[lbo-talk] EWS (was: LBO Got All Crazy)

Brian Charles Dauth magcomm at ix.netcom.com
Wed Oct 24 18:35:07 PDT 2007


Joanna:


> But as for "Eyes Wide Shut," while I appreciated the artistry, it seemed
completely disconnected from anything.

What would you have wanted it connected to? Must a work of art connect to something or can its existence and beauty be enough?


> The orgy scenes were only slightly less interesting than paint drying...

As Kubrick intended. The last thing they were supposed to be were erotic. The eroticism is in the tracking camera moves and the editing on the gaze.

The lack of eroticism also helps to set up (among other things) Alice Harford's final line:"Fuck." Beat. Cut to black.

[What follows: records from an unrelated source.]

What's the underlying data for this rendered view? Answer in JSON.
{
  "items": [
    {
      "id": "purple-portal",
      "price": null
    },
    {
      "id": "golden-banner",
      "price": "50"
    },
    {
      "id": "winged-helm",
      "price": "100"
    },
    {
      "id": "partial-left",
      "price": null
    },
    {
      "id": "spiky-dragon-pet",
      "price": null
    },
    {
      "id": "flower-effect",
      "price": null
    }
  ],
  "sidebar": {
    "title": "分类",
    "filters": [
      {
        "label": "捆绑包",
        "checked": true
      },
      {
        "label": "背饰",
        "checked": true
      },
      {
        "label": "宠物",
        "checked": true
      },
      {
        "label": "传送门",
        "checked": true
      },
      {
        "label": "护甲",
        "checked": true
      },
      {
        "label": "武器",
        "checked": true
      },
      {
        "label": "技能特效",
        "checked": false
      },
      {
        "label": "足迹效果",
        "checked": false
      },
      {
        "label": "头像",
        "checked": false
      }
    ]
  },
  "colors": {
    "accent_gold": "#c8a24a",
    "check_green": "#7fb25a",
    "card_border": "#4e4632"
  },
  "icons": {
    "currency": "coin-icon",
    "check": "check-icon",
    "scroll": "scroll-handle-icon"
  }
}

> and the anti-semitism completely gratuitous.

Where was that?

The wonderful film critic David Ehrenstein (full disclosure: a dear and close friend) points out that a recurring theme in Kubrick's work is the exclusion of the main character from the elite reflecting Kubrick's status as a Jew and his own problematic position within the film industry: a giant whose films were often dumped into theaters. As he wrote:

Dealing with sexual guilt in the manner that it does "EWS" is Kurbrick's second-most-Jewish movie."Barry Lyndon" being the all-time champ with its message of "If you try and rise above your station God will get even with you and cut off your leg."

Kubrick complicates the situation by placing a menorah in the Harford apartment which is visually overwhelmed by the Christmas tree. But once Dr. Bill has finished his adventure, he comes home and switches off the lights on the tree as if he is turning off his efforts to appear Christian. Then for another layer of complexity add Sidney Pollack's delicious turn as Zeigler which can be read as a performance on several levels: the character who seems Jewish may not be and the character who appears WASP may be a Jew who has decided to abandon his performance/mask. Harford's switching off the lights on the tree is preceded by a shot of his mask lying on his pillow. Did Alice put it there? Was it left there as a warning? The shot is also bathed in a blue light which was previously used in the taxi cab scene where Harford appears "maskless" and is reminiscent of the shot of Pyle in the bathroom in FULL METAL JACKET just before he goes bonkers (both shots also share a discrete zoom-in).

Dennis:


> But I thought the early scene of Cruise and Kidman at the posh X-mas
party, where they each flirt heavily with other people, was very erotic. Very.

Because clothed sensuality is more erotic than naked sexuality. Kubrick also instructed his co-screenwriter to avoid any traces of wit in the screenplay so that the film would not come off as some latter day revival of 1940's romantic comedy.